Foxwoods and Mohegan Sun Pledge to Make Slots Revenue Payments Regardless of Compacts

Foxwoods and Mohegan Sun Slot Revenues

Kevin Brown and Rodney Butler both expressed confidence the Indian Bureau would not revoke the gaming compact.

The Mashantucket Pequot Tribal Nation and the Mohegan Tribal Gaming Authority continue to make concessions in order to secure approval for a third casino in Connecticut. This week, the two pledged to continue slots revenue payments even if the federal government alters or invalidates their current gaming compacts.

Connecticut lawmakers are concerned that granting the two Native American gaming authorities the right to build the MMCT Venture’s East Windsor casino might lead the US Department of the Interior’s Bureau of Indian Affairs to revoke the existing compacts. If that happened, the state treasury would lose an estimated $267 million a year in slots revenue payments.

Compact Stipulates 25% in Slot Revenues

At present, the tribes pay 25% of their slot revenues generated at Foxwoods Casino and Mohegan Sun to the state of Connecticut.

Last month, Connecticut Attorney General George Jepsen said he was concerned that the Bureau of Indian Affairs might alter the gaming compact if the two tribes received permission to open a third casino in the state.

The Mashantucket Pequot (Foxwoods) Tribe and the Mohegan Tribe have been rivals in the Connecticut casino industry for decades, but they agreed to a joint venture for a Hartford-area casino in order to keep Hartford residents gambling in their casinos, instead of the MGM Springfield casino 30 miles down the road.
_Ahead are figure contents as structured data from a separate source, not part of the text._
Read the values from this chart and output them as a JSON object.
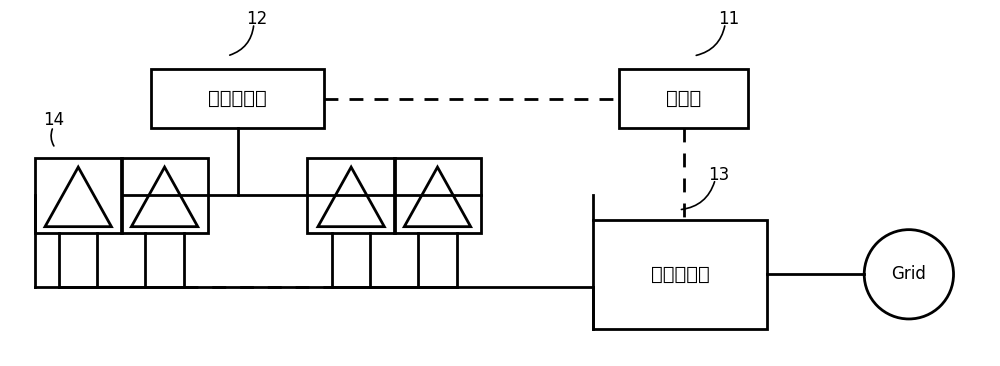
{
  "bg_color": "#ffffff",
  "line_color": "#000000",
  "lw": 2.0,
  "label_11": "11",
  "label_12": "12",
  "label_13": "13",
  "label_14": "14",
  "box_tracker_label": "光伏跟踪器",
  "box_controller_label": "控制器",
  "box_inverter_label": "光伏逆变器",
  "grid_label": "Grid",
  "figsize": [
    10.0,
    3.66
  ],
  "dpi": 100
}
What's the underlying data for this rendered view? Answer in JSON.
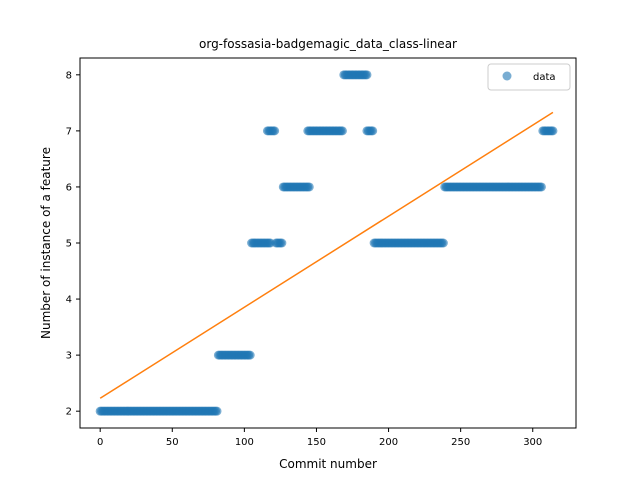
{
  "chart_data": {
    "type": "scatter",
    "title": "org-fossasia-badgemagic_data_class-linear",
    "xlabel": "Commit number",
    "ylabel": "Number of instance of a feature",
    "xlim": [
      -14,
      330
    ],
    "ylim": [
      1.7,
      8.3
    ],
    "xticks": [
      0,
      50,
      100,
      150,
      200,
      250,
      300
    ],
    "yticks": [
      2,
      3,
      4,
      5,
      6,
      7,
      8
    ],
    "grid": false,
    "legend": {
      "position": "top-right",
      "entries": [
        "data"
      ]
    },
    "series": [
      {
        "name": "data",
        "kind": "scatter",
        "color": "#1f77b4",
        "segments": [
          {
            "x_start": 0,
            "x_end": 81,
            "y": 2
          },
          {
            "x_start": 82,
            "x_end": 104,
            "y": 3
          },
          {
            "x_start": 105,
            "x_end": 118,
            "y": 5
          },
          {
            "x_start": 116,
            "x_end": 121,
            "y": 7
          },
          {
            "x_start": 122,
            "x_end": 126,
            "y": 5
          },
          {
            "x_start": 127,
            "x_end": 145,
            "y": 6
          },
          {
            "x_start": 144,
            "x_end": 168,
            "y": 7
          },
          {
            "x_start": 169,
            "x_end": 185,
            "y": 8
          },
          {
            "x_start": 185,
            "x_end": 189,
            "y": 7
          },
          {
            "x_start": 190,
            "x_end": 238,
            "y": 5
          },
          {
            "x_start": 239,
            "x_end": 306,
            "y": 6
          },
          {
            "x_start": 307,
            "x_end": 314,
            "y": 7
          }
        ]
      },
      {
        "name": "",
        "kind": "line",
        "color": "#ff7f0e",
        "x": [
          0,
          314
        ],
        "y": [
          2.23,
          7.33
        ]
      }
    ]
  }
}
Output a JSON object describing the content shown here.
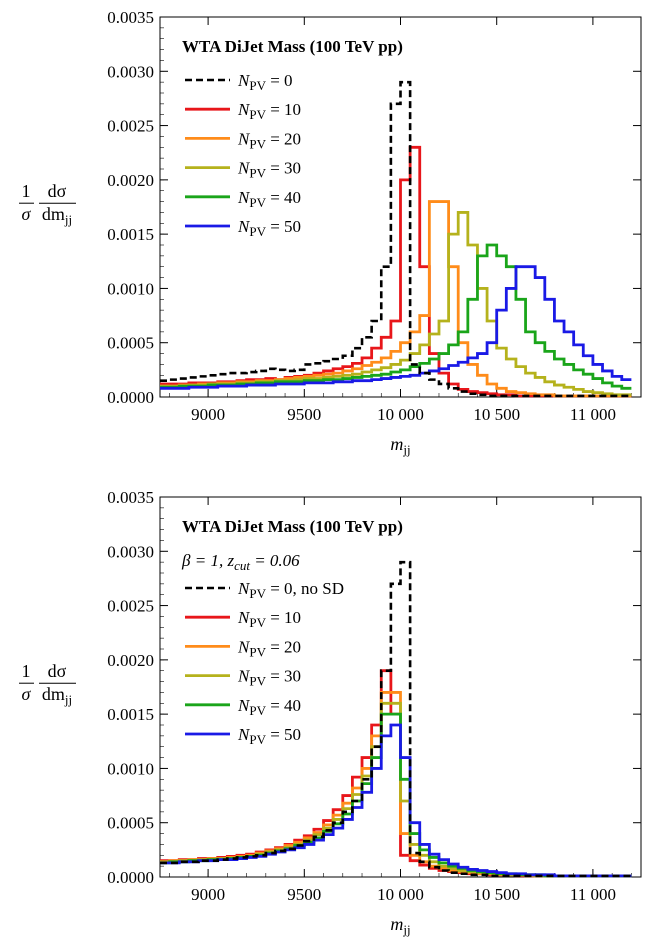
{
  "chart_data": [
    {
      "type": "line",
      "title": "WTA DiJet Mass (100 TeV pp)",
      "subtitle": "",
      "xlabel": "m",
      "xlabel_sub": "jj",
      "ylabel": {
        "num": "1",
        "den": "σ",
        "frac_num": "dσ",
        "frac_den": "dm",
        "frac_den_sub": "jj"
      },
      "xlim": [
        8750,
        11250
      ],
      "ylim": [
        0,
        0.0035
      ],
      "xticks": [
        9000,
        9500,
        10000,
        10500,
        11000
      ],
      "xtick_labels": [
        "9000",
        "9500",
        "10 000",
        "10 500",
        "11 000"
      ],
      "yticks": [
        0,
        0.0005,
        0.001,
        0.0015,
        0.002,
        0.0025,
        0.003,
        0.0035
      ],
      "ytick_labels": [
        "0.0000",
        "0.0005",
        "0.0010",
        "0.0015",
        "0.0020",
        "0.0025",
        "0.0030",
        "0.0035"
      ],
      "legend_position": "top-left",
      "bin_edges": [
        8750,
        8800,
        8850,
        8900,
        8950,
        9000,
        9050,
        9100,
        9150,
        9200,
        9250,
        9300,
        9350,
        9400,
        9450,
        9500,
        9550,
        9600,
        9650,
        9700,
        9750,
        9800,
        9850,
        9900,
        9950,
        10000,
        10050,
        10100,
        10150,
        10200,
        10250,
        10300,
        10350,
        10400,
        10450,
        10500,
        10550,
        10600,
        10650,
        10700,
        10750,
        10800,
        10850,
        10900,
        10950,
        11000,
        11050,
        11100,
        11150,
        11200
      ],
      "series": [
        {
          "label_main": "N",
          "label_sub": "PV",
          "label_rest": " = 0",
          "color": "#000000",
          "dashed": true,
          "values": [
            0.00015,
            0.00016,
            0.00017,
            0.00018,
            0.00019,
            0.0002,
            0.00021,
            0.00022,
            0.00022,
            0.00023,
            0.00024,
            0.00026,
            0.00025,
            0.00024,
            0.00025,
            0.0003,
            0.00031,
            0.00033,
            0.00035,
            0.00038,
            0.00045,
            0.00055,
            0.0007,
            0.0012,
            0.0027,
            0.0029,
            0.0003,
            0.00022,
            0.00016,
            0.00012,
            8e-05,
            5e-05,
            3e-05,
            2e-05,
            1e-05,
            1e-05,
            1e-05,
            1e-05,
            1e-05,
            1e-05,
            1e-05,
            1e-05,
            1e-05,
            1e-05,
            1e-05,
            1e-05,
            1e-05,
            1e-05,
            1e-05
          ]
        },
        {
          "label_main": "N",
          "label_sub": "PV",
          "label_rest": " = 10",
          "color": "#e8161a",
          "dashed": false,
          "values": [
            0.00012,
            0.00012,
            0.00012,
            0.00013,
            0.00013,
            0.00013,
            0.00014,
            0.00014,
            0.00015,
            0.00016,
            0.00016,
            0.00017,
            0.00016,
            0.00018,
            0.00019,
            0.0002,
            0.00022,
            0.00024,
            0.00026,
            0.00028,
            0.00031,
            0.00036,
            0.00045,
            0.00055,
            0.0007,
            0.002,
            0.0023,
            0.0012,
            0.0004,
            0.00022,
            0.00012,
            7e-05,
            5e-05,
            4e-05,
            3e-05,
            2e-05,
            2e-05,
            1e-05,
            1e-05,
            1e-05,
            1e-05,
            1e-05,
            1e-05,
            1e-05,
            1e-05,
            1e-05,
            1e-05,
            1e-05,
            1e-05
          ]
        },
        {
          "label_main": "N",
          "label_sub": "PV",
          "label_rest": " = 20",
          "color": "#ff8c1a",
          "dashed": false,
          "values": [
            0.0001,
            0.0001,
            0.00011,
            0.00011,
            0.00012,
            0.00012,
            0.00013,
            0.00013,
            0.00014,
            0.00014,
            0.00015,
            0.00015,
            0.00016,
            0.00017,
            0.00018,
            0.00019,
            0.0002,
            0.00021,
            0.00022,
            0.00024,
            0.00026,
            0.00029,
            0.00032,
            0.00036,
            0.00042,
            0.0005,
            0.0006,
            0.00075,
            0.0018,
            0.0018,
            0.0012,
            0.0005,
            0.0003,
            0.0002,
            0.00012,
            8e-05,
            5e-05,
            4e-05,
            3e-05,
            2e-05,
            2e-05,
            1e-05,
            1e-05,
            1e-05,
            1e-05,
            1e-05,
            1e-05,
            1e-05,
            1e-05
          ]
        },
        {
          "label_main": "N",
          "label_sub": "PV",
          "label_rest": " = 30",
          "color": "#b5b21c",
          "dashed": false,
          "values": [
            0.0001,
            0.0001,
            0.0001,
            0.00011,
            0.00011,
            0.00012,
            0.00012,
            0.00012,
            0.00013,
            0.00013,
            0.00014,
            0.00014,
            0.00015,
            0.00015,
            0.00016,
            0.00017,
            0.00017,
            0.00018,
            0.00019,
            0.0002,
            0.00021,
            0.00023,
            0.00025,
            0.00027,
            0.0003,
            0.00034,
            0.0004,
            0.00048,
            0.00058,
            0.0007,
            0.0015,
            0.0017,
            0.0014,
            0.001,
            0.0007,
            0.00045,
            0.00035,
            0.00028,
            0.00022,
            0.00018,
            0.00014,
            0.00011,
            9e-05,
            7e-05,
            5e-05,
            4e-05,
            3e-05,
            2e-05,
            2e-05
          ]
        },
        {
          "label_main": "N",
          "label_sub": "PV",
          "label_rest": " = 40",
          "color": "#1aa51a",
          "dashed": false,
          "values": [
            9e-05,
            9e-05,
            0.0001,
            0.0001,
            0.0001,
            0.00011,
            0.00011,
            0.00011,
            0.00012,
            0.00012,
            0.00013,
            0.00013,
            0.00014,
            0.00014,
            0.00014,
            0.00015,
            0.00015,
            0.00016,
            0.00016,
            0.00017,
            0.00018,
            0.00019,
            0.0002,
            0.00021,
            0.00023,
            0.00025,
            0.00028,
            0.00031,
            0.00035,
            0.0004,
            0.00048,
            0.0006,
            0.0009,
            0.0013,
            0.0014,
            0.0013,
            0.0012,
            0.0009,
            0.0006,
            0.0005,
            0.00042,
            0.00035,
            0.0003,
            0.00025,
            0.00021,
            0.00017,
            0.00013,
            0.0001,
            8e-05
          ]
        },
        {
          "label_main": "N",
          "label_sub": "PV",
          "label_rest": " = 50",
          "color": "#1a1ae6",
          "dashed": false,
          "values": [
            8e-05,
            8e-05,
            8e-05,
            9e-05,
            9e-05,
            9e-05,
            0.0001,
            0.0001,
            0.0001,
            0.00011,
            0.00011,
            0.00011,
            0.00012,
            0.00012,
            0.00012,
            0.00013,
            0.00013,
            0.00013,
            0.00014,
            0.00014,
            0.00015,
            0.00015,
            0.00016,
            0.00017,
            0.00018,
            0.00019,
            0.0002,
            0.00022,
            0.00024,
            0.00026,
            0.00029,
            0.00032,
            0.00036,
            0.0004,
            0.0005,
            0.0008,
            0.001,
            0.0012,
            0.0012,
            0.0011,
            0.0009,
            0.0007,
            0.0006,
            0.00048,
            0.00038,
            0.0003,
            0.00024,
            0.00019,
            0.00016
          ]
        }
      ]
    },
    {
      "type": "line",
      "title": "WTA DiJet Mass (100 TeV pp)",
      "subtitle": "β = 1, z",
      "subtitle_sub": "cut",
      "subtitle_rest": " = 0.06",
      "xlabel": "m",
      "xlabel_sub": "jj",
      "ylabel": {
        "num": "1",
        "den": "σ",
        "frac_num": "dσ",
        "frac_den": "dm",
        "frac_den_sub": "jj"
      },
      "xlim": [
        8750,
        11250
      ],
      "ylim": [
        0,
        0.0035
      ],
      "xticks": [
        9000,
        9500,
        10000,
        10500,
        11000
      ],
      "xtick_labels": [
        "9000",
        "9500",
        "10 000",
        "10 500",
        "11 000"
      ],
      "yticks": [
        0,
        0.0005,
        0.001,
        0.0015,
        0.002,
        0.0025,
        0.003,
        0.0035
      ],
      "ytick_labels": [
        "0.0000",
        "0.0005",
        "0.0010",
        "0.0015",
        "0.0020",
        "0.0025",
        "0.0030",
        "0.0035"
      ],
      "legend_position": "top-left",
      "bin_edges": [
        8750,
        8800,
        8850,
        8900,
        8950,
        9000,
        9050,
        9100,
        9150,
        9200,
        9250,
        9300,
        9350,
        9400,
        9450,
        9500,
        9550,
        9600,
        9650,
        9700,
        9750,
        9800,
        9850,
        9900,
        9950,
        10000,
        10050,
        10100,
        10150,
        10200,
        10250,
        10300,
        10350,
        10400,
        10450,
        10500,
        10550,
        10600,
        10650,
        10700,
        10750,
        10800,
        10850,
        10900,
        10950,
        11000,
        11050,
        11100,
        11150,
        11200
      ],
      "series": [
        {
          "label_main": "N",
          "label_sub": "PV",
          "label_rest": " = 0, no SD",
          "color": "#000000",
          "dashed": true,
          "values": [
            0.00013,
            0.00013,
            0.00014,
            0.00014,
            0.00015,
            0.00015,
            0.00016,
            0.00017,
            0.00018,
            0.00019,
            0.0002,
            0.00022,
            0.00024,
            0.00026,
            0.00029,
            0.00033,
            0.00037,
            0.00043,
            0.0005,
            0.0006,
            0.0007,
            0.0009,
            0.0012,
            0.0019,
            0.0027,
            0.0029,
            0.00022,
            0.00014,
            9e-05,
            6e-05,
            4e-05,
            3e-05,
            2e-05,
            2e-05,
            1e-05,
            1e-05,
            1e-05,
            1e-05,
            1e-05,
            1e-05,
            1e-05,
            1e-05,
            1e-05,
            1e-05,
            1e-05,
            1e-05,
            1e-05,
            1e-05,
            1e-05
          ]
        },
        {
          "label_main": "N",
          "label_sub": "PV",
          "label_rest": " = 10",
          "color": "#e8161a",
          "dashed": false,
          "values": [
            0.00015,
            0.00015,
            0.00016,
            0.00016,
            0.00017,
            0.00017,
            0.00018,
            0.00019,
            0.0002,
            0.00021,
            0.00023,
            0.00025,
            0.00027,
            0.0003,
            0.00034,
            0.00038,
            0.00044,
            0.00052,
            0.00062,
            0.00075,
            0.00092,
            0.0011,
            0.0014,
            0.0019,
            0.0015,
            0.0002,
            0.00015,
            0.00011,
            8e-05,
            6e-05,
            5e-05,
            4e-05,
            3e-05,
            3e-05,
            2e-05,
            2e-05,
            2e-05,
            1e-05,
            1e-05,
            1e-05,
            1e-05,
            1e-05,
            1e-05,
            1e-05,
            1e-05,
            1e-05,
            1e-05,
            1e-05,
            1e-05
          ]
        },
        {
          "label_main": "N",
          "label_sub": "PV",
          "label_rest": " = 20",
          "color": "#ff8c1a",
          "dashed": false,
          "values": [
            0.00014,
            0.00015,
            0.00015,
            0.00016,
            0.00016,
            0.00017,
            0.00017,
            0.00018,
            0.00019,
            0.0002,
            0.00022,
            0.00024,
            0.00026,
            0.00029,
            0.00032,
            0.00036,
            0.00041,
            0.00048,
            0.00057,
            0.00068,
            0.00082,
            0.001,
            0.0013,
            0.0017,
            0.0017,
            0.0004,
            0.0002,
            0.00014,
            0.0001,
            8e-05,
            6e-05,
            5e-05,
            4e-05,
            3e-05,
            3e-05,
            2e-05,
            2e-05,
            2e-05,
            1e-05,
            1e-05,
            1e-05,
            1e-05,
            1e-05,
            1e-05,
            1e-05,
            1e-05,
            1e-05,
            1e-05,
            1e-05
          ]
        },
        {
          "label_main": "N",
          "label_sub": "PV",
          "label_rest": " = 30",
          "color": "#b5b21c",
          "dashed": false,
          "values": [
            0.00014,
            0.00014,
            0.00015,
            0.00015,
            0.00016,
            0.00016,
            0.00017,
            0.00017,
            0.00018,
            0.00019,
            0.00021,
            0.00023,
            0.00025,
            0.00027,
            0.0003,
            0.00034,
            0.00039,
            0.00045,
            0.00053,
            0.00063,
            0.00076,
            0.00093,
            0.0012,
            0.0016,
            0.0016,
            0.0007,
            0.0003,
            0.0002,
            0.00014,
            0.0001,
            8e-05,
            6e-05,
            5e-05,
            4e-05,
            3e-05,
            3e-05,
            2e-05,
            2e-05,
            2e-05,
            1e-05,
            1e-05,
            1e-05,
            1e-05,
            1e-05,
            1e-05,
            1e-05,
            1e-05,
            1e-05,
            1e-05
          ]
        },
        {
          "label_main": "N",
          "label_sub": "PV",
          "label_rest": " = 40",
          "color": "#1aa51a",
          "dashed": false,
          "values": [
            0.00013,
            0.00014,
            0.00014,
            0.00015,
            0.00015,
            0.00016,
            0.00016,
            0.00017,
            0.00018,
            0.00019,
            0.0002,
            0.00022,
            0.00024,
            0.00026,
            0.00029,
            0.00032,
            0.00036,
            0.00042,
            0.00049,
            0.00058,
            0.0007,
            0.00086,
            0.0011,
            0.0015,
            0.0015,
            0.0009,
            0.0004,
            0.00025,
            0.00018,
            0.00013,
            0.0001,
            8e-05,
            6e-05,
            5e-05,
            4e-05,
            3e-05,
            3e-05,
            2e-05,
            2e-05,
            2e-05,
            1e-05,
            1e-05,
            1e-05,
            1e-05,
            1e-05,
            1e-05,
            1e-05,
            1e-05,
            1e-05
          ]
        },
        {
          "label_main": "N",
          "label_sub": "PV",
          "label_rest": " = 50",
          "color": "#1a1ae6",
          "dashed": false,
          "values": [
            0.00013,
            0.00013,
            0.00014,
            0.00014,
            0.00015,
            0.00015,
            0.00016,
            0.00016,
            0.00017,
            0.00018,
            0.00019,
            0.00021,
            0.00023,
            0.00025,
            0.00027,
            0.0003,
            0.00034,
            0.00039,
            0.00045,
            0.00053,
            0.00064,
            0.00078,
            0.001,
            0.0013,
            0.0014,
            0.0011,
            0.0005,
            0.0003,
            0.00021,
            0.00016,
            0.00012,
            9e-05,
            7e-05,
            6e-05,
            5e-05,
            4e-05,
            3e-05,
            3e-05,
            2e-05,
            2e-05,
            2e-05,
            1e-05,
            1e-05,
            1e-05,
            1e-05,
            1e-05,
            1e-05,
            1e-05,
            1e-05
          ]
        }
      ]
    }
  ]
}
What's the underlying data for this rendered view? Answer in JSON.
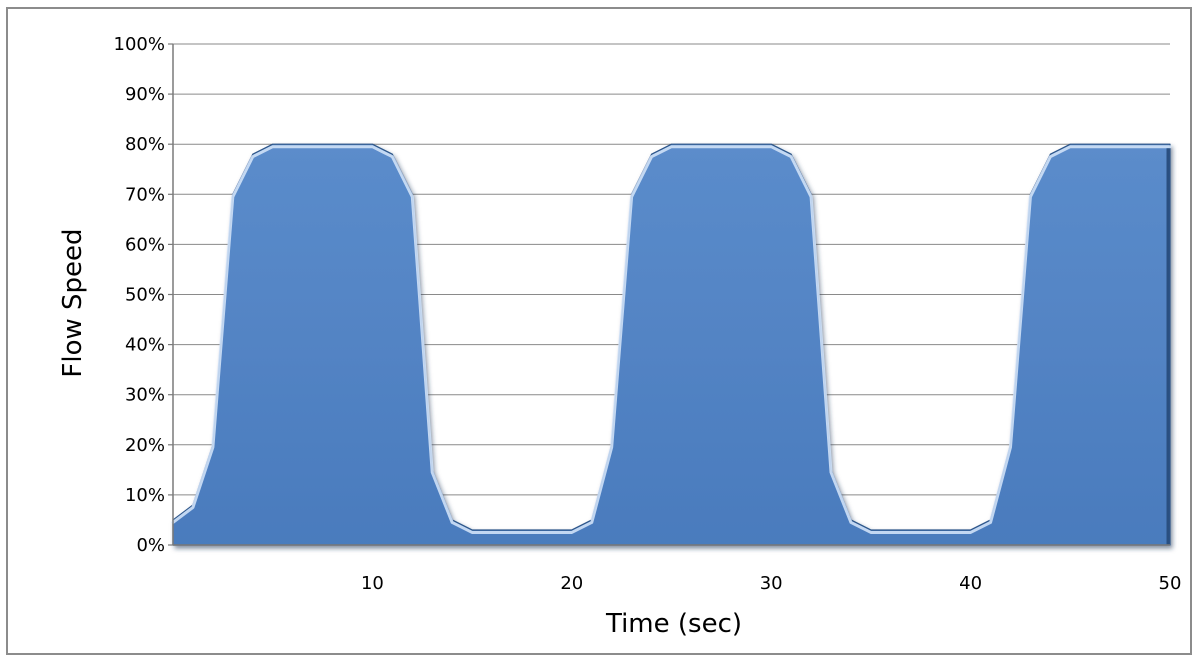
{
  "chart_data": {
    "type": "area",
    "title": "",
    "xlabel": "Time (sec)",
    "ylabel": "Flow Speed",
    "xlim": [
      0,
      50
    ],
    "ylim": [
      0,
      100
    ],
    "y_ticks": [
      "0%",
      "10%",
      "20%",
      "30%",
      "40%",
      "50%",
      "60%",
      "70%",
      "80%",
      "90%",
      "100%"
    ],
    "x_ticks": [
      "10",
      "20",
      "30",
      "40",
      "50"
    ],
    "grid": true,
    "legend": "none",
    "color": "#4f81bd",
    "series": [
      {
        "x": [
          0,
          1,
          2,
          3,
          4,
          5,
          6,
          7,
          8,
          9,
          10,
          11,
          12,
          13,
          14,
          15,
          16,
          17,
          18,
          19,
          20,
          21,
          22,
          23,
          24,
          25,
          26,
          27,
          28,
          29,
          30,
          31,
          32,
          33,
          34,
          35,
          36,
          37,
          38,
          39,
          40,
          41,
          42,
          43,
          44,
          45,
          46,
          47,
          48,
          49,
          50
        ],
        "values": [
          5,
          8,
          20,
          70,
          78,
          80,
          80,
          80,
          80,
          80,
          80,
          78,
          70,
          15,
          5,
          3,
          3,
          3,
          3,
          3,
          3,
          5,
          20,
          70,
          78,
          80,
          80,
          80,
          80,
          80,
          80,
          78,
          70,
          15,
          5,
          3,
          3,
          3,
          3,
          3,
          3,
          5,
          20,
          70,
          78,
          80,
          80,
          80,
          80,
          80,
          80
        ]
      }
    ]
  }
}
For their part, the tribes have expressed confidence that the Bureau of Indian Affairs will approve of the third casino. The East Windsor development will not be built on tribal lands, so it is going to be a private casino, which might raise eyebrows with the Indian Bureau. Both tribes have other gaming interests outside Connecticut, though, so the tribes appear confident no alterations will be needed.

Rodney Butler: “Never Have Revoked a Compact”

To back up that confidence, the tribes have agreed to continue the current level of payment, whatever happens. Rodney Butler, Chairman for the Mashantucket Pequot Tribal Nation, said that the Bureau does not have a history of arbitrary decisions on gaming compacts.

Butler told the Hartford Courant, “In the history of the Bureau Of Indian Affairs, they never have revoked a compact.

When the Hartford-area casino was suggested, the two tribes appeared to hold all the proverbial cards. The state legislature approved a casino with relatively little debate. MGM Resorts filed a lawsuit claiming they were not given a fair hearing when they inquired about a casino license in Bridgeport, but no one expected the lawsuit to lead to anything. Most saw it as a stalling tactic which might allowed MGM Resorts to finish the casino in Springfield before a Hartford casino could be built.

Hartford Residents Want Open Licensing Process

In recent months, though, Hartford-area residents began to lobby for the right to have an open licensing process. Rivalry between Hartford suburbs meant that residents in communities near East Windsor wanted their own legitimate shot at a casino.

If licensing was opened to others besides the two Connecticut tribes, though, it would allow operators like MGM Resorts to get back into the game. The tribes would face competition from Las Vegas casino companies with tons of cash to spend on developments. They might not win the bidding on such projects, so it is a good idea to obtain a quick decision from the Connecticut legislature.

Kevin Brown Confident in Indian Bureau

Thus, the Foxwoods and Mohegan tribes are willing to make concessions. As Rodney Butler stated, the chances the tribes will have to follow through on their promises are small.

Kevin Brown, the Mohegan Tribal Gaming Authority’s chairman, seems to agree with Rodney Butler. Mr. Brown told the Hartford Courant, “It’s slim to none, the chances that [the Bureau Of Indian Affairs] would rule in a way that would be against what we are trying to do.

State Treasury’s Budget Issues

The assurances likely will have an effect on Connecticut officials. The state treasury is facing a budget crunch, so the loss of a quarter billion dollars of funds would be a particular disaster. If the state treasurer faces no risk of a loss of slot revenues, then lawmakers and administration officials are more likely to support the quick-and-easy route of the East Hartford casino.

The satellite casino is needed by the tribes, who faced a more fragmented regional casino gaming industry than they did even 10 years ago. When the Global Recession hit, both Foxwoods and Mohegan Sun had invested large amounts of cash in renovations and expansions. That has left each casino operation with more than $2 billion in debt apiece, at a time when the American northeast is starting to fill up with new casinos.

New York State approved four new casinos in the last few years, including Del Lago Resort, Finger Lakes, and Resorts World (Montreign). Massachusetts approved Wynn Boston Harbor and MGM Springfield, which are both integrated casino-resorts. The end result is Foxwoods and Mohegan Sun can expect far fewer gamblers from Boston and New York City. While that is unavoidable, Connecticut’s lawmakers approved a satellite casino to keep the state’s gamblers spending their money inside Connecticut.